The reason we see fit people sticking to their programs and less-fit people falling into the sea of abandonment has everything to do with how the novice gets started. If the session is “intense” but not “comfortable” you are likely to lose the client. If the session is “professional” but there isn’t a sense of received instruction, the client may be short term.
So this raises a new question. If we are going to spend all of this time screening, asking, interacting conversationally and trying to figure out what is ‘’best” for each and every client, how do we get paid?
Here’s the answer: Charge appropriately. When you help the client understand that your exploration not only of the articulated goal, but of the true readiness of each individual is vital, you gain respect. When you take the time to not only ask, but listen to every response related to exercise history, medical concerns, fears and apprehensions, you gain connection. When you begin a program by helping the client see, hear, feel and understand precisely why this is “best” you become invaluable.
Don’t charge only for exercise time.

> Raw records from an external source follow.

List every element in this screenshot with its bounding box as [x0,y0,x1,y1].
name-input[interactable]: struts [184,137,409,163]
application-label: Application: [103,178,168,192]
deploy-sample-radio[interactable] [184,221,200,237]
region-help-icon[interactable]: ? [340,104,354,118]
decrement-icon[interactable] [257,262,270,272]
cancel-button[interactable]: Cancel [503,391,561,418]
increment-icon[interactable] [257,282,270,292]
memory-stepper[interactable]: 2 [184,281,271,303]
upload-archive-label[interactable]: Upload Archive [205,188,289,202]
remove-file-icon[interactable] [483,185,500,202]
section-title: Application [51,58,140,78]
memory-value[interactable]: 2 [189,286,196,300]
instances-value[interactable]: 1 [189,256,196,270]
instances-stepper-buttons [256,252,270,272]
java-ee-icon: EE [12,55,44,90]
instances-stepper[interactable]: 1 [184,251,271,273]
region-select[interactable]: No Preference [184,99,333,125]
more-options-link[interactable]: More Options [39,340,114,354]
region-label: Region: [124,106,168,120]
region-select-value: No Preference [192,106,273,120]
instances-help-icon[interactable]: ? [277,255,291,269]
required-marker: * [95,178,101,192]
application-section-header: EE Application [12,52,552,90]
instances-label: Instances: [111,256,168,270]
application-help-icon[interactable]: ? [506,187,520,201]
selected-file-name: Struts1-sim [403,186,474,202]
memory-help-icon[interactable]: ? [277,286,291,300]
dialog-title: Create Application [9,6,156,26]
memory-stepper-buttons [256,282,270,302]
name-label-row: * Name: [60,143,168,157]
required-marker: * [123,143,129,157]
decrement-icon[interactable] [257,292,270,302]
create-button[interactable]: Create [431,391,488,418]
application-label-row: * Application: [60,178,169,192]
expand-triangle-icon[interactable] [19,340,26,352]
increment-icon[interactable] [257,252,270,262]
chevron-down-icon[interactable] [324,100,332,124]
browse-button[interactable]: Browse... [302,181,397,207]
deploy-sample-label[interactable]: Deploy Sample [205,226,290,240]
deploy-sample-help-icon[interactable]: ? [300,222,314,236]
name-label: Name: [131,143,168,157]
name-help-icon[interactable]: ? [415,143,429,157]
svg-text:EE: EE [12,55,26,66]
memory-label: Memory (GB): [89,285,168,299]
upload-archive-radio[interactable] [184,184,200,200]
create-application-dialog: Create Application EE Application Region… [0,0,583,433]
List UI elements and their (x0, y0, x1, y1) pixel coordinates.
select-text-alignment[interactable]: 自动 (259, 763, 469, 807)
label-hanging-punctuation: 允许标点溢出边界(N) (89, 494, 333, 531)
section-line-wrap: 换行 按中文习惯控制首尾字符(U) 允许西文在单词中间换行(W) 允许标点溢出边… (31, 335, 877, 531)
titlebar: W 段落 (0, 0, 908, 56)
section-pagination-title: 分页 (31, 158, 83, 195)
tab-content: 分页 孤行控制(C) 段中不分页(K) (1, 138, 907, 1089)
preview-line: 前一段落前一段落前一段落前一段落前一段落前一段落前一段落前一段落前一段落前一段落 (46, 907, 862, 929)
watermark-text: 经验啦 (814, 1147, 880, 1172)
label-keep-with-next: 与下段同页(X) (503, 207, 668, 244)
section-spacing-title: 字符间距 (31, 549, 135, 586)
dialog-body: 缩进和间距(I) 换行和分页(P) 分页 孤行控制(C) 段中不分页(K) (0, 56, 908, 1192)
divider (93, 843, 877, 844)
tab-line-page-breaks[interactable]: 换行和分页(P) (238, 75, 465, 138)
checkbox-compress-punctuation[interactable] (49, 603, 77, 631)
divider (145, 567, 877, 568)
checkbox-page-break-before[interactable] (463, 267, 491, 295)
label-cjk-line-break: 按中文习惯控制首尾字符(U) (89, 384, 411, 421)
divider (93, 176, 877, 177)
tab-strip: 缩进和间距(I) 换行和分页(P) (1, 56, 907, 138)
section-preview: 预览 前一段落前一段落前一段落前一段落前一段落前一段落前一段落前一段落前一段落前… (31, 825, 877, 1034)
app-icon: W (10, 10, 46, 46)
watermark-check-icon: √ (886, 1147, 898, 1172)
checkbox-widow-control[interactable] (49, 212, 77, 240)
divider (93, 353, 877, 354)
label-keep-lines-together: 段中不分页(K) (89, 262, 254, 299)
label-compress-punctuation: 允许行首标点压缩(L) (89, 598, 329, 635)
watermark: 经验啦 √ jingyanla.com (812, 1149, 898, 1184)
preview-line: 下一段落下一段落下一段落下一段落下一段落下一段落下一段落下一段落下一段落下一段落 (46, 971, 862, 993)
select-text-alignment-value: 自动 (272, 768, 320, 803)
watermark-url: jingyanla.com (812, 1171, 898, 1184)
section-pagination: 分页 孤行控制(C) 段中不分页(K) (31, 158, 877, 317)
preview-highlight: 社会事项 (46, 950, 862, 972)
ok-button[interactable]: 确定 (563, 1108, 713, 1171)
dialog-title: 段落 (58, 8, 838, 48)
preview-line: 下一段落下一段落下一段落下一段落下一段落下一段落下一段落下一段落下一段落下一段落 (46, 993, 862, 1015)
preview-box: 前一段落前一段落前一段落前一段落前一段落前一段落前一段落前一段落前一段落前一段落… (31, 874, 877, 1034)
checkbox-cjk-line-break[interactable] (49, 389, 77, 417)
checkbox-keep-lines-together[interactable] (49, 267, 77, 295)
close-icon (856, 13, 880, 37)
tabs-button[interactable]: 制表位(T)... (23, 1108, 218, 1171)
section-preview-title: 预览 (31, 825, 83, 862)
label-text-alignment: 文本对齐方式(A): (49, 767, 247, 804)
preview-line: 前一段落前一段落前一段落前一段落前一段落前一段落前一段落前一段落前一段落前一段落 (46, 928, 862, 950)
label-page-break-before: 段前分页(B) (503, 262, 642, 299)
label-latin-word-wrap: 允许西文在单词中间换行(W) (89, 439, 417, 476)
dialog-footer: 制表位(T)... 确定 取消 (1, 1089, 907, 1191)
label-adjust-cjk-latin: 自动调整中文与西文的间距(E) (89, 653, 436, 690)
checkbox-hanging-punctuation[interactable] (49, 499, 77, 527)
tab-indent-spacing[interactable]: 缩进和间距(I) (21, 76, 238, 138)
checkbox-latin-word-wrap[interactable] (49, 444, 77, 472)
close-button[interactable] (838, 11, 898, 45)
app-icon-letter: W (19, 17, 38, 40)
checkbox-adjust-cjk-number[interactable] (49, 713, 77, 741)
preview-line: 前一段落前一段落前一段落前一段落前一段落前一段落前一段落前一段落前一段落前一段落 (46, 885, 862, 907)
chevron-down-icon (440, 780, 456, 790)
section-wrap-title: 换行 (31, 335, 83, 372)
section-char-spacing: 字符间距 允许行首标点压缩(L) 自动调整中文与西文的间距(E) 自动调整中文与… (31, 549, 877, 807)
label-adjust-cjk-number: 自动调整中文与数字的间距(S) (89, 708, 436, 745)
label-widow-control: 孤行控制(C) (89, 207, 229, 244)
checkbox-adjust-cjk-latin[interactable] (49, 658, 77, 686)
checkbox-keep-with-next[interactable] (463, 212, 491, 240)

Charge for YOUR time, and the assessment process is every bit as valuable (if not more) than the time you spend in physical movement patterns.
Here are a sample of important questions to ask, as the answers will begin to uncover mindset and readiness. I’ll provide a few here, and happily send a longer list to anyone who wants it.
1.What is the obstacle most likely to interrupt your commitment and progress?
2.Why MUST you make this life change now?
3.How will I know when you’re losing steam, losing interest or need redirection?
Meeting the client where the client is sounds so trite, so simplistic, but it very well may be the one factor that separates the “best” trainers from the rest of the pack.